Eine reiche arabische Familie engagiert die ehemalige Martial Arts Kämpferin Sarah, um in einer Villa in Jordanien drei Teenagerinnen zu trainieren. Was wie ein Traumjob aussieht, wird in der Folge immer unheimlicher. Die Mädchen werden von der Außenwelt abgeschirmt und konstant überwacht. Sport scheint sie nicht zu interessieren. Warum also wurde Sarah engagiert? Buch und Regie für den Thriller "Mond" stammen von der Regisseurin Kurdwin Ayub, die als Kind mit ihren Eltern aus dem Irak nach Österreich kam und derzeit als Shootingstar gehandelt wird – "Mond" gewann beim Filmfestival von Locarno den Jurypreis. Die Hauptdarstellerin Florentina Holzinger, die eigentlich Performance-Künstlerin und Choreografin ist, wurde vom Kunstmagazin Monopol zur "einflussreichsten Künstlerin 2024" gekürt, ihre Opernproduktion "Sancta" ist zum Berliner Theatertreffen 2025 eingeladen und 2026 wird sie Österreich bei der Kunstbiennale in Venedig vertreten. ttt hat Florentina Holzinger und Kurdwin Ayub in Berlin getroffen.
Karriereoption im Nahen Osten
Die Martial-Arts-Kämpferin Sarah ist am Ende ihrer Kräfte und Karriere. Da kommt ein Jobangebot als Personal Trainerin von drei jungen Frauen in Jordanien gerade recht. Klingt nach einem Traumjob im Palast für diese weiße "Arbeitsmigrantin" im Nahen Osten. "Dieses Martial Arts Ding ist einfach extrem hip für junge Frauen", sagt Hauptdarstellerin Florentina Holzinger, "die sollen jetzt Martial Arts machen, dann zerplatzt quasi der Prinzessinnen-Traum und sie wissen, dass sie auch Fäuste haben, die sie nutzen können."

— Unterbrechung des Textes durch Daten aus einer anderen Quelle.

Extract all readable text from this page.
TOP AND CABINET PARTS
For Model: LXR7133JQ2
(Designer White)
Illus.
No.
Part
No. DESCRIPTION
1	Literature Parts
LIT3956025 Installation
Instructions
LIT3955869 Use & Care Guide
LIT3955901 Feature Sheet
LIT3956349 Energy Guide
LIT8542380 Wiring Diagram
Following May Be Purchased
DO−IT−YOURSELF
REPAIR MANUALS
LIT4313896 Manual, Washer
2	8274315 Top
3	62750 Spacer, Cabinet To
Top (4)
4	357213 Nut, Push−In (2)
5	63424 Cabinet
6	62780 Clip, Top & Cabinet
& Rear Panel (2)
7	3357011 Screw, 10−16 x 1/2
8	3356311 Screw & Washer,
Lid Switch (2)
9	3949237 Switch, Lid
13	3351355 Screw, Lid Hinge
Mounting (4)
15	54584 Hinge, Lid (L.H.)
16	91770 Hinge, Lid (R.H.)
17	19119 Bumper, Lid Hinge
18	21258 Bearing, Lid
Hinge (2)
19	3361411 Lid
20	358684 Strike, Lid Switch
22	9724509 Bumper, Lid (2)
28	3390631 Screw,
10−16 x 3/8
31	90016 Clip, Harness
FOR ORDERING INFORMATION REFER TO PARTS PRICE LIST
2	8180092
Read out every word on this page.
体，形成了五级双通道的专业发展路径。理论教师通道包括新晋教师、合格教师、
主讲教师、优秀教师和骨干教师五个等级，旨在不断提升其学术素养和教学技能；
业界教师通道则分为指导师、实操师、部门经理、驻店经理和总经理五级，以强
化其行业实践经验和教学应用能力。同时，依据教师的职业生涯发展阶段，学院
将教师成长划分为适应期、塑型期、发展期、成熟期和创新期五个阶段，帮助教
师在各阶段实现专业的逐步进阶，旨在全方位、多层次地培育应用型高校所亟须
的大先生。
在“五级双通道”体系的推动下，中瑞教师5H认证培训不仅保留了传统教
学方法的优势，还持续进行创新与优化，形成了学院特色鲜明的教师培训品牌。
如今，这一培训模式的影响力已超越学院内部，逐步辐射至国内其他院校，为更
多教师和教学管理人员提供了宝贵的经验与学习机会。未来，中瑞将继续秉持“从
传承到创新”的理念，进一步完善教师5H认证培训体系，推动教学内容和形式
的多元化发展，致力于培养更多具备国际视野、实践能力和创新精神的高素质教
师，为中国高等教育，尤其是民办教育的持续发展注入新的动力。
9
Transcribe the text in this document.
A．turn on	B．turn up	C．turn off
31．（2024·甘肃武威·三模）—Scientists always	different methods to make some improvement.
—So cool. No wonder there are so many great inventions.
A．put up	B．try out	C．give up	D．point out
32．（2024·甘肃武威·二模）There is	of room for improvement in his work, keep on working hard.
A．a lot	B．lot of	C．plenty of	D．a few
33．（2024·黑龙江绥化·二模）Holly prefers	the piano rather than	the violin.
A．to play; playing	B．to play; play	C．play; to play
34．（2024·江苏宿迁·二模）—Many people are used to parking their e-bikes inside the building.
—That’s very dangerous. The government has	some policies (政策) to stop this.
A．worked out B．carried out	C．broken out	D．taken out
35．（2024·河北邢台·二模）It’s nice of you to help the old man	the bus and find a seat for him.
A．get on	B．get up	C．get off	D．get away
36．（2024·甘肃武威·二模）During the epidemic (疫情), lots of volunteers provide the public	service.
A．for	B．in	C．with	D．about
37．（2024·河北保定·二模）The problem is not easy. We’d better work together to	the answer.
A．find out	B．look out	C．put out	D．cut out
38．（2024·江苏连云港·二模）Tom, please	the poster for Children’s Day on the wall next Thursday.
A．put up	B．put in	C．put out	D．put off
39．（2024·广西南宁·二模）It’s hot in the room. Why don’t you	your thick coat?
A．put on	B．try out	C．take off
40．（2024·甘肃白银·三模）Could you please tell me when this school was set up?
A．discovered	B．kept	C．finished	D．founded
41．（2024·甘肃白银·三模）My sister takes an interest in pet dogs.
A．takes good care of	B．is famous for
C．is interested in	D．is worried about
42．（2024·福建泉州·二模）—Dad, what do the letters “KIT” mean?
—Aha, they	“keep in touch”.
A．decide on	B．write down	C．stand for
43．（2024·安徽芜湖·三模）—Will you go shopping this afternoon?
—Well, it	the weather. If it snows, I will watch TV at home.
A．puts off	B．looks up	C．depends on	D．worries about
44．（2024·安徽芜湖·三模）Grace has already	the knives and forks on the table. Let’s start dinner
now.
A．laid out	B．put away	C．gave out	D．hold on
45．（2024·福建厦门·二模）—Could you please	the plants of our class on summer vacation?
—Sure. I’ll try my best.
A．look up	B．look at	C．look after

Von der Trainerin zur Vertrauten
Doch ihre Fäuste nutzen, sich quälen, darauf haben diese "Prinzessinnen" keinen Bock.
Anders als Florentina Holzinger: mit lässiger Natürlichkeit spielt sie Sarah – ihre erste Filmrolle! Die preisgekrönte Choreografin und Performance-Künstlerin hat lange Martial Arts trainiert; damit spielt sie in ihren Shows, sie selbst mittendrin, immer volles Risiko! Die Schwestern aber gehen lieber shoppen, mit Bodyguard. Oder sie checken heimlich mit Sarahs Handy ihre Social-Media-Accounts. Sogar als Schminkmodel muss die Trainerin herhalten – und so kommt sie den Mädchen näher.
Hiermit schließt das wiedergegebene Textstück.